Explore non-functional requirements that apply to the entire product or to important features early on. This helps you create a great user experience and make the right architecture and technology decisions. To ensure that they are always applied, you may refer to them in the product’s Definition of Done. This definition states the criteria every product increment has to fulfil to be considered done in Scrum.

Roman Pichler

View Comments

  • As Gause and Weinberg wrote long ago, nonfunctional requirements are usually constraints on functional requirements. The context for a nonfunctional requirement is typically some set of system functions.

    Accordingly, I think it makes sense to capture the nonfunctional requirements as acceptance criteria for epics or user stories, without separate stories for nonfunctional requirements.

    • Hi Roger, Thanks a lot for your comment. I share your view, as long as an NFR or constraint is limited to an epic or story. But when nonfunctional properties constrain the entire product or several epics, I find the introduction of a separate constraint story helpful. Examples are generic performance requirements, or a robustness requirement that applies to all payment stories. Do you agree?

      • It does seem like a judgment call. However, I find that nonfunctional requirements that apply to the entire system or more than one epic are a red flag. For example, it's unlikely that the same performance constraint truly is "required" for all functionality of the system.

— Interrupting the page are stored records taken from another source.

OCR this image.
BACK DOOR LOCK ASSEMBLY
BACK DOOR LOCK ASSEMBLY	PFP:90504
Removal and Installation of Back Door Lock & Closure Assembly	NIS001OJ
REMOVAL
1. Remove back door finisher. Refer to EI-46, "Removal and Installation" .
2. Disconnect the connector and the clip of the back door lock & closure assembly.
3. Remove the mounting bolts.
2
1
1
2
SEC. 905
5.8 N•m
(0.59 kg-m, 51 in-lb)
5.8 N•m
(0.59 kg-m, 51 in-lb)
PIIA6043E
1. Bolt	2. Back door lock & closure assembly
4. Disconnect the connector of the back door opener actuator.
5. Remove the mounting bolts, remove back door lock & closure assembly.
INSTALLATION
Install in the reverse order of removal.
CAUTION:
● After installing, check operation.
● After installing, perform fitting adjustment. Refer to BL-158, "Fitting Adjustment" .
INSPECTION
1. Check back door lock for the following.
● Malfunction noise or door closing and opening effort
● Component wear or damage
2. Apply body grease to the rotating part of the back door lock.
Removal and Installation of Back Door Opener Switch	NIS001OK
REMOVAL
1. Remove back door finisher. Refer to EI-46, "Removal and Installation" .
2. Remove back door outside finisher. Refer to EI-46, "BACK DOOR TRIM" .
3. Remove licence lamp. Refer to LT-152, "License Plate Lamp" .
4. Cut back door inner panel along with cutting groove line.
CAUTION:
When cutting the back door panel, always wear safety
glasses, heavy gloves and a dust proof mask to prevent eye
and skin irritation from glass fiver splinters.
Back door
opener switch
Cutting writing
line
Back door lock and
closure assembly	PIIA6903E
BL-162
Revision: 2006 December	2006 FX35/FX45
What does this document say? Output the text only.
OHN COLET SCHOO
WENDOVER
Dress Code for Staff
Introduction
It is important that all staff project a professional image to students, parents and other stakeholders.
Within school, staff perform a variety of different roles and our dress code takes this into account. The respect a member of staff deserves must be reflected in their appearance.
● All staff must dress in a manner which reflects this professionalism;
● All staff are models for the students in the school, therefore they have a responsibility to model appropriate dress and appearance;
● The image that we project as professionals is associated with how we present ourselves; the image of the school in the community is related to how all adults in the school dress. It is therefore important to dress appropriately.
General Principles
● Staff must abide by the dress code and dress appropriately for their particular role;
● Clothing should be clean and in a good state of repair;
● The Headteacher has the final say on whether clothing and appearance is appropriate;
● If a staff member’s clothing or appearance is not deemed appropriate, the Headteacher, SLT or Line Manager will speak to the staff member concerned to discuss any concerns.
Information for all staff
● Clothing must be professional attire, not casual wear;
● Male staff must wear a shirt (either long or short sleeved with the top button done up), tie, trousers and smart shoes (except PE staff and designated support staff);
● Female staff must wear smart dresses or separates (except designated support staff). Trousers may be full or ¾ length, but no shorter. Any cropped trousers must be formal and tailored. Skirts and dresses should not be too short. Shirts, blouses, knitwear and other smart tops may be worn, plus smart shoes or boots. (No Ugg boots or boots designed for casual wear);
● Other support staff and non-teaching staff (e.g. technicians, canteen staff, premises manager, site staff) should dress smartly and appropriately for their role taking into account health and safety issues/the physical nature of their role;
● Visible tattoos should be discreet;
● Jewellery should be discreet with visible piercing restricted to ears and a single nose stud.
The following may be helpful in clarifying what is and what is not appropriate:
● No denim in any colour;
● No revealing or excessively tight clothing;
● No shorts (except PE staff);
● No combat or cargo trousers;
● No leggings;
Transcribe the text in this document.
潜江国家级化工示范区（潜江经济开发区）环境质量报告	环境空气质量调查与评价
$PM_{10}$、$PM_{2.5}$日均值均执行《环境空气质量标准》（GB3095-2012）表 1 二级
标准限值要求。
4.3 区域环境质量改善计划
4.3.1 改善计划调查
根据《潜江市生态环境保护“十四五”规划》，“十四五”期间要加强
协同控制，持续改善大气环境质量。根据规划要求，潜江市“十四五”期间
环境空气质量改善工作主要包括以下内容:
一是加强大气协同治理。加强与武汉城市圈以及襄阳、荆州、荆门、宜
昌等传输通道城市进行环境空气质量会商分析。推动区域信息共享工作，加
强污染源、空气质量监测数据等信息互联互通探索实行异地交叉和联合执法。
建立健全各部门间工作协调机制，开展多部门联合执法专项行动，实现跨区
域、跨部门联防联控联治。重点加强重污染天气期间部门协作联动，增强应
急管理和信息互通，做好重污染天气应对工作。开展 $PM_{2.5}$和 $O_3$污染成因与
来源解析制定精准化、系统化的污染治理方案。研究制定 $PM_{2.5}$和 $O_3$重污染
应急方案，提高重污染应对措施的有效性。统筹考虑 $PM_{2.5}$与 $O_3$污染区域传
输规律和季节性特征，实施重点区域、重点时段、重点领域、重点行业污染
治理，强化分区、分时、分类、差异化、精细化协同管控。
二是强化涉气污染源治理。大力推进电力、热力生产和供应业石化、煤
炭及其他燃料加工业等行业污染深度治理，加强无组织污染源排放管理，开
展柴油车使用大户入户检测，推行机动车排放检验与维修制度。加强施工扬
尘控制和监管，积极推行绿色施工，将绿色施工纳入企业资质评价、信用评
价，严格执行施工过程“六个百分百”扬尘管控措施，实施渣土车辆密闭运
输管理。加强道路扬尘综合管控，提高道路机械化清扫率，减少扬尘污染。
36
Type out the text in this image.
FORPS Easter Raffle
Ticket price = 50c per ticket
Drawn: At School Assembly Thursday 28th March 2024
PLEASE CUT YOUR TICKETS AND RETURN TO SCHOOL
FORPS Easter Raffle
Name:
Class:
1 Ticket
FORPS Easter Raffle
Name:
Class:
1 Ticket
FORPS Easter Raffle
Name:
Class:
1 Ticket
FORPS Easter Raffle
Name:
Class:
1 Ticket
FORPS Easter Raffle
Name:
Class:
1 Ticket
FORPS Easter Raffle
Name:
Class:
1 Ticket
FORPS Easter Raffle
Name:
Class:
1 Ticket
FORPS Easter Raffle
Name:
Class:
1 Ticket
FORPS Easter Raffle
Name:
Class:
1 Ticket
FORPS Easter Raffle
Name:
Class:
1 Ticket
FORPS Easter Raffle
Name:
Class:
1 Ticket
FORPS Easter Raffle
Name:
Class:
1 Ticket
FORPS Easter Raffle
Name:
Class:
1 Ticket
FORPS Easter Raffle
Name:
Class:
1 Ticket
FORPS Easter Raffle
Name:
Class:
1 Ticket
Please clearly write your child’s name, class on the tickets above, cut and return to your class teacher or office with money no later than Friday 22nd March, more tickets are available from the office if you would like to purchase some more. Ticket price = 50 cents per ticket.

        • I don't see it as a red flag. The example might be a bit too generic. But consider a story like "As Mary I want the homepage to be completely loaded within 500ms." A lot of stories in the development process will affect the homepage later - let's say of a web shop. Developing this NFR would mean 2 things in my point of view:
          1. Make it load within 500ms now - this could be an epic in itself depending on the current state.
          2. Create an automated test that will check with each new iteration that the constraint is still met.

        • What about a reliability requirement which expresses a scenario where after a system failure the system reboots and is operational in a certain amount of time? In this case, this is not associated to a particular functionality...

  • Given how you've suggested to describe NFRs, how do you propose the definition of 'done' should be for an NFR story? (since it's never actually 'done' due to NFRs being a constant constraint for every story pretty much)

    • I consider a constraint story as "done" when its narrative has been implemented successfully and the acceptance criteria are met. You may want to state in your Definition of Done that the generic NFRs in your Product Canvas or product backlog - those NFRs that apply to all stories - have to be fulfilled. Does this help?

      • But if restrictions must be met in all requirements, isn't this ultimately a good practice that should be incorporated as a standard and all requirements met?

        • Thanks for sharing your question, Rafael. It seems to me that we are essentially saying the same thing: If non-functional requirements are generally applicable, they must be met by all functional requirements/user stories. The question is how you implement this constraint. As I tried to explain in my previous reply, one way to do this is to refer to the global NFRs from the Definition of Done, assuming that you follow a Scrum-based process. Hope this helps!